Je savais que Felix Mendelssohn le compositeur (1809-1847) était le petit-fils de Moses Mendelssohn le philosophe (1729-1786), et longtemps je n’en ai pas pensé grand-chose. Un jour pourtant, j’ai pensé à l’homme qui avait été le père du premier et le fils du second. Quel merveilleux sujet de roman, m’étais-je dit alors. D. M.
Au retour d’un séjour marquant à Berlin, Diane Meur, fidèle à son goût pour les filiations, décide de mener l’enquête sur Abraham Mendelssohn, banquier oublié de l’histoire, qui servit de pont entre le Voltaire allemand et un compositeur romantique plus précoce encore que Mozart. Mais comment ne pas remonter d’abord à l’origine, à Moses, le petit infirme du ghetto, qui à onze ans maîtrisait Torah et Talmud, à quatorze ans partit seul sur les routes rejoindre à Berlin un professeur bien-aimé ? Comment, en pleines années 2010, ne pas se passionner pour cet apôtre de la tolérance, grand défenseur de la liberté de culte et d’opinion ? Et, accessoirement, père de dix enfants dont le banquier Abraham n’était que le huitième…
Happée par son sujet, l’auteur explore cette descendance, la voit s’étendre au globe entier et aux métiers les plus divers, jusqu’à une ursuline belge, des officiers de la Wehrmacht, un planteur de thé à Ceylan. Même quand on est, comme elle, rompue aux sagas familiales d’envergure, impossible de tenir en main cette structure : l’arbre généalogique se transforme en carte, La Carte des Mendelssohn, qui envahit d’abord la table de son salon, puis le projet lui-même.
Le roman devient dès lors celui de son enquête, une sorte de Vie mode d’emploi où la famille tentaculaire apparaît comme un résumé de l’histoire humaine.


Revue de presse

« En se lançant dans l’étude de cette famille prolifique, où on trouve un compositeur célèbre, un philosophe majeur ou un banquier d’importance, Diane Meur dresse la carte d’un pays éclairé en même temps qu’elle peint avec brio le roman d’une histoire familiale passionnante. » Frédérique Roussel, Libération.

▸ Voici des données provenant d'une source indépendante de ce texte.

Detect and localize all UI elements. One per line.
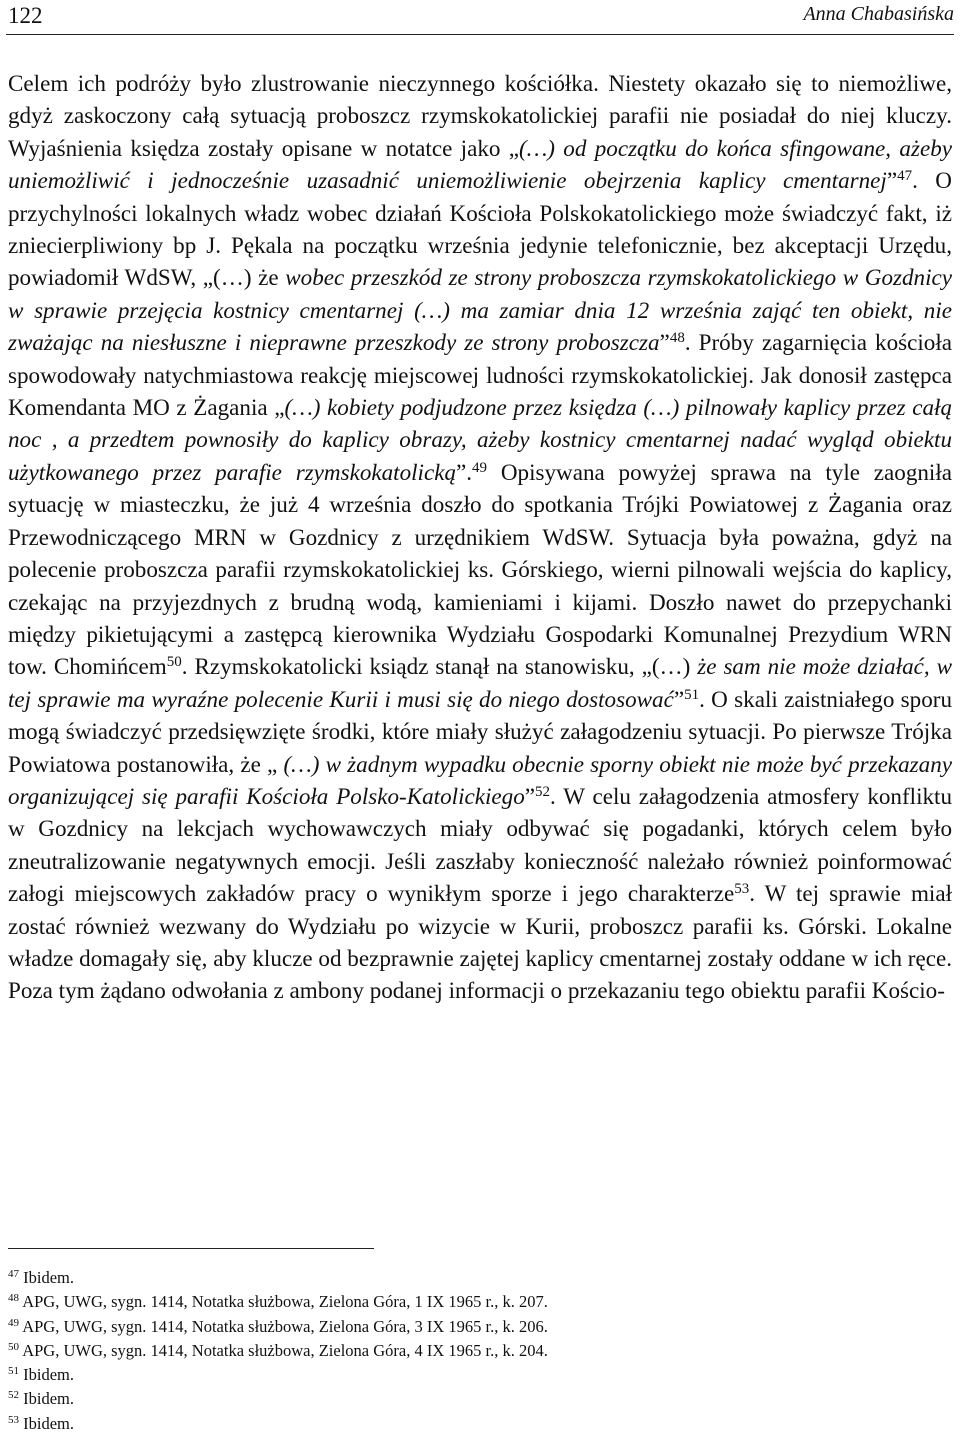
footnote-number: 52 [8, 1389, 19, 1402]
body-text-segment: . Próby zagarnięcia kościoła spowodowały natychmiastowa reakcję miejscowej ludności rzymskokatolickiej. Jak donosił zastępca Komendanta MO z Żagania „ [8, 329, 952, 421]
footnote-number: 53 [8, 1413, 19, 1426]
footnote-ref[interactable]: 50 [166, 654, 182, 671]
quotation: (…) kobiety podjudzone przez księdza (…) pilnowały kaplicy przez całą noc , a przedtem pownosiły do kaplicy obrazy, ażeby kostnicy cmentarnej nadać wygląd obiektu użytkowanego przez parafie rzymskokatolicką [8, 394, 952, 485]
running-author: Anna Chabasińska [803, 3, 954, 25]
footnote-text: Ibidem. [23, 1389, 74, 1409]
footnote-number: 47 [8, 1268, 19, 1280]
body-text-segment: . W celu załagodzenia atmosfery konfliktu w Gozdnicy na lekcjach wychowawczych miały odbywać się pogadanki, których celem było zneutralizowanie negatywnych emocji. Jeśli zaszłaby konieczność należało również poinformować załogi miejscowych zakładów pracy o wynikłym sporze i jego charakterze [8, 782, 952, 907]
body-text-segment: . W tej sprawie miał zostać również wezwany do Wydziału po wizycie w Kurii, proboszcz parafii ks. Górski. Lokalne władze domagały się, aby klucze od bezprawnie zajętej kaplicy cmentarnej zostały oddane w ich ręce. Poza tym żądano odwołania z ambony podanej informacji o przekazaniu tego obiektu parafii Kościo- [8, 880, 952, 1004]
body-paragraph: Celem ich podróży było zlustrowanie nieczynnego kościółka. Niestety okazało się to niemożliwe, gdyż zaskoczony całą sytuacją proboszcz rzymskokatolickiej parafii nie posiadał do niej kluczy. Wyjaśnienia księdza zostały opisane w notatce jako „(…) od początku do końca sfingowane, ażeby uniemożliwić i jednocześnie uzasadnić uniemożliwienie obejrzenia kaplicy cmentarnej”$^{47}$. O przychylności lokalnych władz wobec działań Kościoła Polskokatolickiego może świadczyć fakt, iż zniecierpliwiony bp J. Pękala na początku września jedynie telefonicznie, bez akceptacji Urzędu, powiadomił WdSW, „(…) że wobec przeszkód ze strony proboszcza rzymskokatolickiego w Gozdnicy w sprawie przejęcia kostnicy cmentarnej (…) ma zamiar dnia 12 września zająć ten obiekt, nie zważając na niesłuszne i nieprawne przeszkody ze strony proboszcza”$^{48}$. Próby zagarnięcia kościoła spowodowały natychmiastowa reakcję miejscowej ludności rzymskokatolickiej. Jak donosił zastępca Komendanta MO z Żagania „(…) kobiety podjudzone przez księdza (…) pilnowały kaplicy przez całą noc , a przedtem pownosiły do kaplicy obrazy, ażeby kostnicy cmentarnej nadać wygląd obiektu użytkowanego przez parafie rzymskokatolicką”.$^{49}$ Opisywana powyżej sprawa na tyle zaogniła sytuację w miasteczku, że już 4 września doszło do spotkania Trójki Powiatowej z Żagania oraz Przewodniczącego MRN w Gozdnicy z urzędnikiem WdSW. Sytuacja była poważna, gdyż na polecenie proboszcza parafii rzymskokatolickiej ks. Górskiego, wierni pilnowali wejścia do kaplicy, czekając na przyjezdnych z brudną wodą, kamieniami i kijami. Doszło nawet do przepychanki między pikietującymi a zastępcą kierownika Wydziału Gospodarki Komunalnej Prezydium WRN tow. Chomińcem$^{50}$. Rzymskokatolicki ksiądz stanął na stanowisku, „(…) że sam nie może działać, w tej sprawie ma wyraźne polecenie Kurii i musi się do niego dostosować”$^{51}$. O skali zaistniałego sporu mogą świadczyć przedsięwzięte środki, które miały służyć załagodzeniu sytuacji. Po pierwsze Trójka Powiatowa postanowiła, że „ (…) w żadnym wypadku obecnie sporny obiekt nie może być przekazany organizującej się parafii Kościoła Polsko-Katolickiego”$^{52}$. W celu załagodzenia atmosfery konfliktu w Gozdnicy na lekcjach wychowawczych miały odbywać się pogadanki, których celem było zneutralizowanie negatywnych emocji. Jeśli zaszłaby konieczność należało również poinformować załogi miejscowych zakładów pracy o wynikłym sporze i jego charakterze$^{53}$. W tej sprawie miał zostać również wezwany do Wydziału po wizycie w Kurii, proboszcz parafii ks. Górski. Lokalne władze domagały się, aby klucze od bezprawnie zajętej kaplicy cmentarnej zostały oddane w ich ręce. Poza tym żądano odwołania z ambony podanej informacji o przekazaniu tego obiektu parafii Kościo- [8, 70, 953, 1004]
footnote-item [8, 1315, 952, 1339]
footnote-number: 50 [8, 1340, 19, 1353]
body-text-segment: Celem ich podróży było zlustrowanie nieczynnego kościółka. Niestety okazało się to niemożliwe, gdyż zaskoczony całą sytuacją proboszcz rzymskokatolickiej parafii nie posiadał do niej kluczy. Wyjaśnienia księdza zostały opisane w notatce jako „ [8, 70, 952, 161]
footnote-item [8, 1290, 952, 1314]
quotation: (…) od początku do końca sfingowane, ażeby uniemożliwić i jednocześnie uzasadnić uniemożliwienie obejrzenia kaplicy cmentarnej [8, 134, 952, 194]
footnotes-list [8, 1266, 952, 1436]
running-header [6, 0, 954, 35]
footnote-text: Ibidem. [23, 1268, 74, 1287]
footnote-item [8, 1266, 952, 1290]
footnote-item [8, 1339, 952, 1363]
footnote-number: 49 [8, 1316, 19, 1329]
page-number: 122 [8, 3, 43, 28]
footnote-ref[interactable]: 51 [684, 686, 700, 703]
footnote-item [8, 1412, 952, 1436]
body-text-segment: . O skali zaistniałego sporu mogą świadczyć przedsięwzięte środki, które miały służyć załagodzeniu sytuacji. Po pierwsze Trójka Powiatowa postanowiła, że „ [8, 685, 952, 777]
quotation: (…) w żadnym wypadku obecnie sporny obiekt nie może być przekazany organizującej się parafii Kościoła Polsko-Katolickiego [8, 750, 952, 809]
footnote-text: Ibidem. [23, 1413, 74, 1433]
footnote-ref[interactable]: 48 [669, 330, 685, 347]
body-text-segment: . Rzymskokatolicki ksiądz stanął na stanowisku, „(…) [181, 653, 698, 680]
body-text-segment: Opisywana powyżej sprawa na tyle zaogniła sytuację w miasteczku, że już 4 września doszło do spotkania Trójki Powiatowej z Żagania oraz Przewodniczącego MRN w Gozdnicy z urzędnikiem WdSW. Sytuacja była poważna, gdyż na polecenie proboszcza parafii rzymskokatolickiej ks. Górskiego, wierni pilnowali wejścia do kaplicy, czekając na przyjezdnych z brudną wodą, kamieniami i kijami. Doszło nawet do przepychanki między pikietującymi a zastępcą kierownika Wydziału Gospodarki Komunalnej Prezydium WRN tow. Chomińcem [8, 458, 952, 680]
quotation: wobec przeszkód ze strony proboszcza rzymskokatolickiego w Gozdnicy w sprawie przejęcia kostnicy cmentarnej (…) ma zamiar dnia 12 września zająć ten obiekt, nie zważając na niesłuszne i nieprawne przeszkody ze strony proboszcza [8, 264, 953, 356]
footnote-ref[interactable]: 52 [535, 783, 551, 800]
footnote-number: 51 [8, 1365, 19, 1378]
footnote-divider [8, 1248, 374, 1249]
footnote-number: 48 [8, 1292, 19, 1305]
footnote-text: APG, UWG, sygn. 1414, Notatka służbowa, Zielona Góra, 1 IX 1965 r., k. 207. [22, 1292, 548, 1312]
body-text-segment: . O przychylności lokalnych władz wobec działań Kościoła Polskokatolickiego może świadczyć fakt, iż zniecierpliwiony bp J. Pękala na początku września jedynie telefonicznie, bez akceptacji Urzędu, powiadomił WdSW, „(…) że [8, 167, 952, 291]
footnote-item [8, 1363, 952, 1387]
quotation: że sam nie może działać, w tej sprawie ma wyraźne polecenie Kurii i musi się do niego dostosować [8, 653, 952, 712]
footnote-ref[interactable]: 49 [472, 459, 488, 476]
footnote-text: APG, UWG, sygn. 1414, Notatka służbowa, Zielona Góra, 3 IX 1965 r., k. 206. [22, 1316, 548, 1336]
footnote-ref[interactable]: 53 [734, 881, 750, 898]
footnote-ref[interactable]: 47 [897, 168, 913, 185]
footnote-text: APG, UWG, sygn. 1414, Notatka służbowa, Zielona Góra, 4 IX 1965 r., k. 204. [22, 1340, 548, 1360]
footnote-text: Ibidem. [23, 1365, 74, 1385]
footnote-item [8, 1387, 952, 1411]
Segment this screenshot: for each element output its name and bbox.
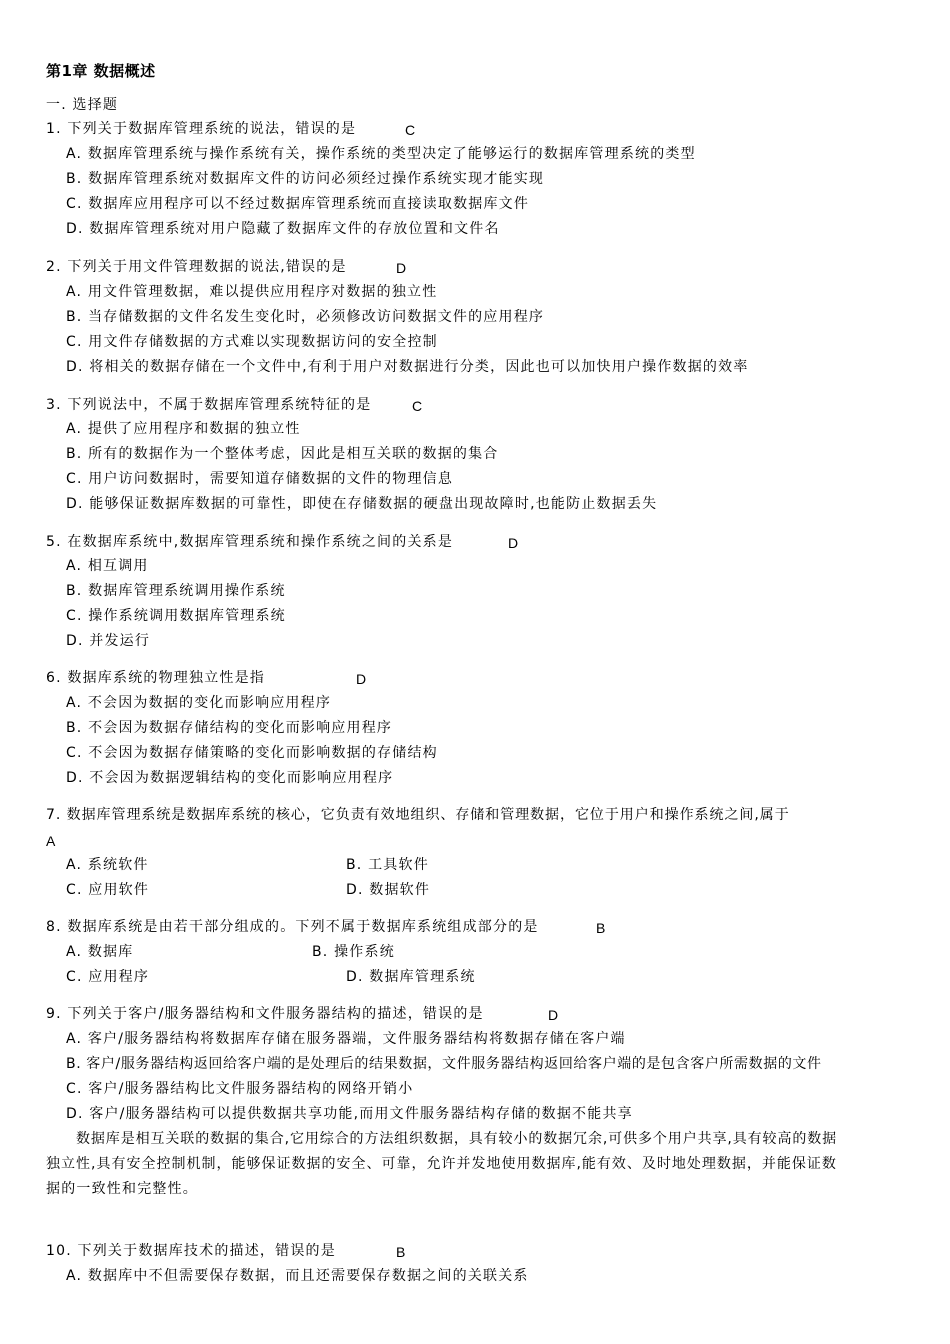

« Érudite et fantaisiste, reine du détail pointu et de la digression continue, Diane Meur est une romancière dont la puissance narrative rime avec l’enquête historique sans a priori. […] La Carte des Mendelssohn, son nouveau livre, se déplace encore dans le temps et l’espace, entre 1730, 1820 et aujourd’hui, pour une incroyable enquête autour des Mendelssohn. »
Christine Ferniot, Lire.

« À la fois Circé du fait du puissant attrait exercé par son récit vagabond entre découvertes historiques et déboires personnels, et Clio par la pédagogie qu’elle manifeste lorsqu’elle expose, par exemple, l’affaire Lavater (1769-1770) qui opposa Moses Mendelssohn au penseur luthérien, Diane Meur ­retrace la lignée du philosophe des Lumières comme s’il s’agissait d’un pays aux frontières mouvantes. » Macha Séry, Le Monde des Livres.